U.S. History of Chemical Weapons Use and Complicity in War Crimes

Children injured when a Saudi airstrike targeted a school bus in Saada, Yemen. A total of 51 civilians, 40 of them children below the age of 15 were killed in the strike. The United States supplies the aircraft, bombs, aerial refueling and intelligence gathering resources to support the bombing campaign.

Nikki Haley continues to claim that Russia is directly facilitating an impending humanitarian disaster and war crime in the impending Syrian military operations to retake Idlib province, destroy a host of ISIS and al-Qaeda linked terrorist groups and liberate hundreds of thousands of civilians. She said the same thing during the battle to liberate Aleppo. Her lies were revealed when the SAA and Russia finally liberated the city and Syrian civilians who were kept as prisoners there by the Islamic terrorists were finally free of the horror of their captivity. Is it no wonder that tens of thousands of Syrian refugees displaced by the conflict are now returning to their home country?

Apparently Nikki Haley sees no issue at all in Imperial America supporting Saudi Arabia and the UAE killing Yemeni civilians by the thousands in Yemen. The U.S. not only supplies the bombs, but directly provides in-flight refueling of the aircraft and the intelligence used to conduct the “precision” strikes that target schools, hospitals, funerals, and even school bus loads of children. Does this surprise anyone? U.S. coalition airstrikes against ISIL in Raqqa and Mosul killed an estimated 6,000 civilians. In Raqqa, U.S. aircraft conducted 90% of the airstrikes, and the U.S. fired at least 30,000 artillery rounds into the city. The U.S. has yet to pay any political or legal price for its indiscriminant destruction of these cities.

U.S. History of Chemical Weapons Use and Complicity in War Crimes

One of thousands of airstrikes carried out on the Syrian city of Raqqa. The U.S. led coalition was widely criticized for its blatant disregard for civilian casualties in its targeting of the city as part of its offensive to destroy ISIL. They have yet to be held accountable for the estimated 800-1,000 civilians deaths caused.

The Russian Response

Russia needs to finally accept the reality that there is nothing to be gained by negotiating, or attempting to collaborate with the United States in solving problems. It’s like a shepherd using a wolf to defend his flock, or a detective enlisting the aid of a criminal to solve a crime that the criminal is a co-conspirator in perpetrating. It is illogical in the extreme. The Russian U.N. mission needs to call out Nikki Haley and the U.S. on its own deplorable record and hypocrisy and while seeking  the aid of other member states, must also realizing that most of them are bought-off by Washington. Hasn’t Haley repeatedly threatened to stop giving money to nations that do not support her resolutions?

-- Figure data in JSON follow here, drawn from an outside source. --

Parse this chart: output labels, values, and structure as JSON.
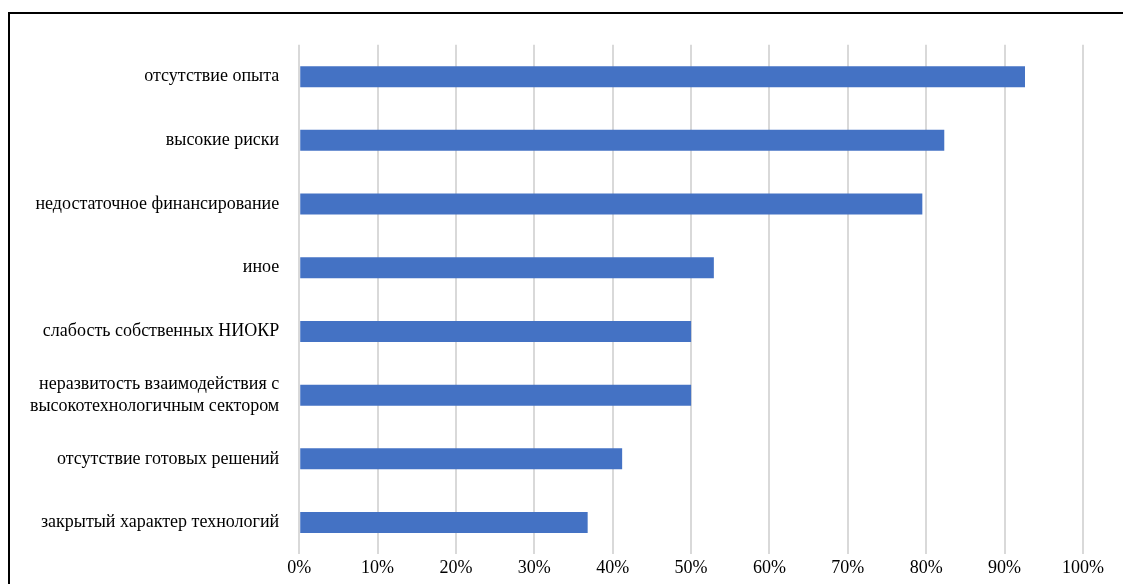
{
  "chart_data": {
    "type": "bar",
    "orientation": "horizontal",
    "categories": [
      "отсутствие опыта",
      "высокие риски",
      "недостаточное финансирование",
      "иное",
      "слабость собственных НИОКР",
      "неразвитость взаимодействия с\nвысокотехнологичным сектором",
      "отсутствие готовых решений",
      "закрытый характер технологий"
    ],
    "values": [
      92.6,
      82.3,
      79.5,
      52.9,
      50,
      50,
      41.2,
      36.8
    ],
    "color": "#4472c4",
    "xlim": [
      0,
      100
    ],
    "xticks": [
      {
        "value": 0,
        "label": "0%"
      },
      {
        "value": 10,
        "label": "10%"
      },
      {
        "value": 20,
        "label": "20%"
      },
      {
        "value": 30,
        "label": "30%"
      },
      {
        "value": 40,
        "label": "40%"
      },
      {
        "value": 50,
        "label": "50%"
      },
      {
        "value": 60,
        "label": "60%"
      },
      {
        "value": 70,
        "label": "70%"
      },
      {
        "value": 80,
        "label": "80%"
      },
      {
        "value": 90,
        "label": "90%"
      },
      {
        "value": 100,
        "label": "100%"
      }
    ],
    "grid": "x"
  }
}
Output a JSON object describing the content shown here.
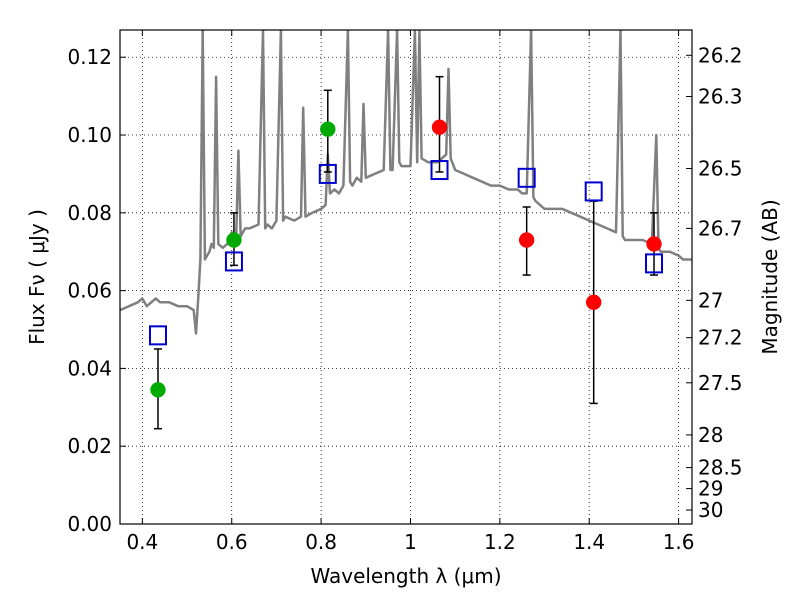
{
  "chart_data": {
    "type": "scatter",
    "xlabel": "Wavelength  λ (μm)",
    "ylabel": "Flux  Fν  ( μJy )",
    "y2label": "Magnitude (AB)",
    "xlim": [
      0.35,
      1.63
    ],
    "ylim": [
      0.0,
      0.127
    ],
    "grid": true,
    "x_ticks": [
      0.4,
      0.6,
      0.8,
      1.0,
      1.2,
      1.4,
      1.6
    ],
    "x_tick_labels": [
      "0.4",
      "0.6",
      "0.8",
      "1",
      "1.2",
      "1.4",
      "1.6"
    ],
    "y_ticks": [
      0.0,
      0.02,
      0.04,
      0.06,
      0.08,
      0.1,
      0.12
    ],
    "y_tick_labels": [
      "0.00",
      "0.02",
      "0.04",
      "0.06",
      "0.08",
      "0.10",
      "0.12"
    ],
    "y2_ticks": [
      {
        "label": "26.2",
        "flux": 0.1205
      },
      {
        "label": "26.3",
        "flux": 0.1099
      },
      {
        "label": "26.5",
        "flux": 0.0914
      },
      {
        "label": "26.7",
        "flux": 0.076
      },
      {
        "label": "27",
        "flux": 0.0575
      },
      {
        "label": "27.2",
        "flux": 0.0479
      },
      {
        "label": "27.5",
        "flux": 0.0363
      },
      {
        "label": "28",
        "flux": 0.0229
      },
      {
        "label": "28.5",
        "flux": 0.0145
      },
      {
        "label": "29",
        "flux": 0.0091
      },
      {
        "label": "30",
        "flux": 0.0036
      }
    ],
    "series": [
      {
        "color": "#808080",
        "kind": "line",
        "points": [
          [
            0.35,
            0.055
          ],
          [
            0.37,
            0.056
          ],
          [
            0.39,
            0.057
          ],
          [
            0.4,
            0.058
          ],
          [
            0.41,
            0.056
          ],
          [
            0.42,
            0.057
          ],
          [
            0.43,
            0.058
          ],
          [
            0.44,
            0.057
          ],
          [
            0.46,
            0.057
          ],
          [
            0.48,
            0.056
          ],
          [
            0.5,
            0.056
          ],
          [
            0.515,
            0.055
          ],
          [
            0.52,
            0.049
          ],
          [
            0.525,
            0.058
          ],
          [
            0.53,
            0.068
          ],
          [
            0.535,
            0.127
          ],
          [
            0.54,
            0.068
          ],
          [
            0.545,
            0.069
          ],
          [
            0.55,
            0.07
          ],
          [
            0.555,
            0.072
          ],
          [
            0.56,
            0.071
          ],
          [
            0.565,
            0.115
          ],
          [
            0.57,
            0.072
          ],
          [
            0.58,
            0.071
          ],
          [
            0.59,
            0.072
          ],
          [
            0.6,
            0.075
          ],
          [
            0.61,
            0.074
          ],
          [
            0.615,
            0.096
          ],
          [
            0.62,
            0.074
          ],
          [
            0.63,
            0.076
          ],
          [
            0.64,
            0.076
          ],
          [
            0.66,
            0.077
          ],
          [
            0.67,
            0.127
          ],
          [
            0.675,
            0.076
          ],
          [
            0.68,
            0.077
          ],
          [
            0.69,
            0.076
          ],
          [
            0.7,
            0.078
          ],
          [
            0.71,
            0.127
          ],
          [
            0.715,
            0.078
          ],
          [
            0.72,
            0.079
          ],
          [
            0.74,
            0.078
          ],
          [
            0.755,
            0.079
          ],
          [
            0.76,
            0.107
          ],
          [
            0.765,
            0.079
          ],
          [
            0.78,
            0.08
          ],
          [
            0.8,
            0.081
          ],
          [
            0.81,
            0.082
          ],
          [
            0.815,
            0.095
          ],
          [
            0.82,
            0.085
          ],
          [
            0.83,
            0.086
          ],
          [
            0.84,
            0.085
          ],
          [
            0.85,
            0.087
          ],
          [
            0.86,
            0.127
          ],
          [
            0.865,
            0.088
          ],
          [
            0.87,
            0.087
          ],
          [
            0.88,
            0.089
          ],
          [
            0.89,
            0.088
          ],
          [
            0.895,
            0.108
          ],
          [
            0.9,
            0.089
          ],
          [
            0.92,
            0.09
          ],
          [
            0.94,
            0.091
          ],
          [
            0.95,
            0.127
          ],
          [
            0.955,
            0.091
          ],
          [
            0.96,
            0.091
          ],
          [
            0.97,
            0.127
          ],
          [
            0.975,
            0.093
          ],
          [
            0.98,
            0.092
          ],
          [
            1.0,
            0.092
          ],
          [
            1.01,
            0.127
          ],
          [
            1.015,
            0.093
          ],
          [
            1.02,
            0.127
          ],
          [
            1.025,
            0.094
          ],
          [
            1.04,
            0.093
          ],
          [
            1.06,
            0.093
          ],
          [
            1.08,
            0.095
          ],
          [
            1.085,
            0.117
          ],
          [
            1.09,
            0.094
          ],
          [
            1.1,
            0.091
          ],
          [
            1.12,
            0.09
          ],
          [
            1.14,
            0.089
          ],
          [
            1.16,
            0.088
          ],
          [
            1.18,
            0.087
          ],
          [
            1.2,
            0.087
          ],
          [
            1.22,
            0.086
          ],
          [
            1.24,
            0.086
          ],
          [
            1.25,
            0.085
          ],
          [
            1.26,
            0.085
          ],
          [
            1.27,
            0.127
          ],
          [
            1.275,
            0.084
          ],
          [
            1.28,
            0.083
          ],
          [
            1.3,
            0.081
          ],
          [
            1.32,
            0.081
          ],
          [
            1.34,
            0.081
          ],
          [
            1.36,
            0.08
          ],
          [
            1.38,
            0.079
          ],
          [
            1.4,
            0.078
          ],
          [
            1.42,
            0.077
          ],
          [
            1.44,
            0.076
          ],
          [
            1.46,
            0.075
          ],
          [
            1.47,
            0.127
          ],
          [
            1.475,
            0.074
          ],
          [
            1.48,
            0.073
          ],
          [
            1.5,
            0.073
          ],
          [
            1.52,
            0.073
          ],
          [
            1.54,
            0.072
          ],
          [
            1.55,
            0.1
          ],
          [
            1.555,
            0.071
          ],
          [
            1.56,
            0.07
          ],
          [
            1.58,
            0.07
          ],
          [
            1.6,
            0.069
          ],
          [
            1.61,
            0.068
          ],
          [
            1.63,
            0.068
          ]
        ]
      },
      {
        "color": "#0000cc",
        "kind": "open-square",
        "points": [
          [
            0.435,
            0.0485
          ],
          [
            0.605,
            0.0675
          ],
          [
            0.815,
            0.09
          ],
          [
            1.065,
            0.091
          ],
          [
            1.26,
            0.089
          ],
          [
            1.41,
            0.0855
          ],
          [
            1.545,
            0.067
          ]
        ]
      },
      {
        "color": "#00aa00",
        "kind": "filled-circle",
        "points": [
          [
            0.435,
            0.0345,
            0.0245,
            0.045
          ],
          [
            0.605,
            0.073,
            0.0665,
            0.08
          ],
          [
            0.815,
            0.1015,
            0.0905,
            0.1115
          ]
        ]
      },
      {
        "color": "#ff0000",
        "kind": "filled-circle",
        "points": [
          [
            1.065,
            0.102,
            0.0905,
            0.115
          ],
          [
            1.26,
            0.073,
            0.064,
            0.0815
          ],
          [
            1.41,
            0.057,
            0.031,
            0.083
          ],
          [
            1.545,
            0.072,
            0.064,
            0.08
          ]
        ]
      }
    ]
  }
}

The Russians need to realize that they can never have a mutually respectful and beneficial relationship with the political and financial elites that control the United States. Russia will always find a friend in the American people, but Washington? This same elite despises the American people more than it does Putin or Assad. If it wasn’t for working class American citizens fed up with the U.S. establishment elite, we would likely already be in a direct war with Russia, China and Iran. I hope that the Russian political and military leadership understands this. Stop trying to placate Washington and start preparing to defend your nation. The Deep State will not stop at Ukraine or Syria. They desire the complete subjugation of Russia and a return to the Yeltsin days, or worse.